Facets/Aggregations and excluding filters

Elastic Stack Elasticsearch
1

We're currently evaluating elastic 1.7 vs solr 5. One of the use cases are Facets/Aggregations with filters. When filter is set for faceted/aggregated filter it should be excluded, so we won't get just one result.

In solr we're achieving it using filter tagging as follows:

select?qt=fieldsearch&q=*:*&start=0&rows=0
&fq={!tag=FILTER1}((field_1:("3098")))
&facet=true&facet.limit=-1&facet.mincount=1
&facet.field={!ex=FILTER1 key=FILTER1}field_1
&facet.field=field_2
&facet.field=field_3
&wt=json&indent=off`

To get similar results in elastic we're using following query:

{
    "size": 0,
    "aggs": {
        "field1": {
            "terms": {
                "field": "field1",
                "size": 0
            }
        },
        "facets_with_all_filters": {
            "filter": {
                "bool": {
                    "must": [
                        {
                            "term": {
                                "field1": "3102"
                            }
                        }
                    ]
                }
            },
            "aggs": {
                "field2": {
                    "terms": {
                        "field": "field2",
                        "size": 0
                    }
                },
                "field3": {
                    "terms": {
                        "field": "field3",
                        "size": 0
                    }
                }
            }
        }
    }
}

solr is performing much better in that case, is there better way to write such query in elastic or optimize it?

2

Apologies in advance, I'm not super familar with Solr's syntax.
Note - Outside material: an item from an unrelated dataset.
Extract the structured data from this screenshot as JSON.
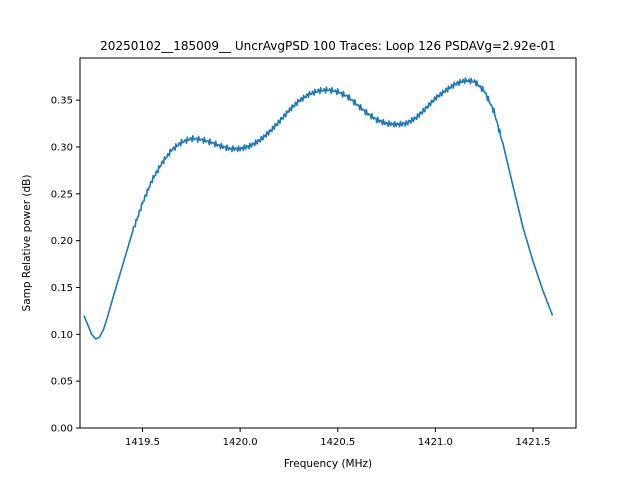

But I'm pretty sure those queries are asking for different results. The solr query is asking for:

  • All search hits which have field_1:"3098"
  • All terms in field_1 whose documents match FILTER2 + FILTER3
  • All terms in field_2 whose documents match FILTER1 + FILTER3
  • All terms in field_2 whose documents match FILTER1 + FILTER2

You have some syntax problems, but assuming the hierarchy means nesting, your Elasticsearch aggregation is asking for:

  • All search hits in the index (no filter)
  • All terms in field_1
  • All terms in field_2 whose documents match field_1:3102
    • For each term in the previous aggregation, generate all terms in field_3

A more comparable query would look something like this (annotated with comments):

{
  "size": 0,
  "query": {
    "filtered": {
      "query": { "match_all": {} },
      "filter": {
        "term": { "field_1": "3908" } // &fq={!tag=FILTER1}((field_1:("3098")))
      }
    }
  },
  "aggs": {

    // &facet.field={!ex=FILTER1 key=FILTER1_FACET}field_1
    "FILTER1_FACET": {
      "global": {},    // Global context, since the search is filtering FILTER1 and we don't want that
      "aggs": {
        "filter": {
          "bool": {
            "must": [
              { "term": { "<FILTER2 FIELD>": "<some value>" } },
              { "term": { "<FILTER3 FIELD>": "<some value>" } }
            ]
          }
        },
        "aggs": {
          "FILTER1_FACET_TERMS": {
            "terms": { "field": "field_1" }
          }
        }
      }
    },

    // &facet.field={!ex=FILTER2 key=FILTER2_FACET}field_2
    "FILTER2_FACET": {
      "filter": {  // Already includes FILTER1 from filtered query, so include FILTER3
        "term": { "<FILTER3 FIELD>": "<some value>" }  
      },
      "aggs": {
        "FILTER2_FACET_TERMS": {
          "term": {
            "field": "field_2"
          }
        }
      }
    },

    // &facet.field={!ex=FILTER3 key=FILTER3_FACET}field_2
    "FILTER3_FACET": {
      "filter": {  // Already includes FILTER1 from filtered query, so include FILTER2
        "term": { "<FILTER2 FIELD>": "<some value>" }
      },
      "aggs": {
        "FILTER3_FACET_TERMS": {
          "term": {
            "field": "field_2"
          }
        }
      }
    }
  }
}

Now, as far as performance, it's pretty hard to compare. ES is distributed by nature, while Solr has the benefit of being monolithic. If I understand correctly, Solr also includes a certain amount of aggressive caching that is invalidated when you index new documents, so comparisons can easily be skewed if you are just running searches.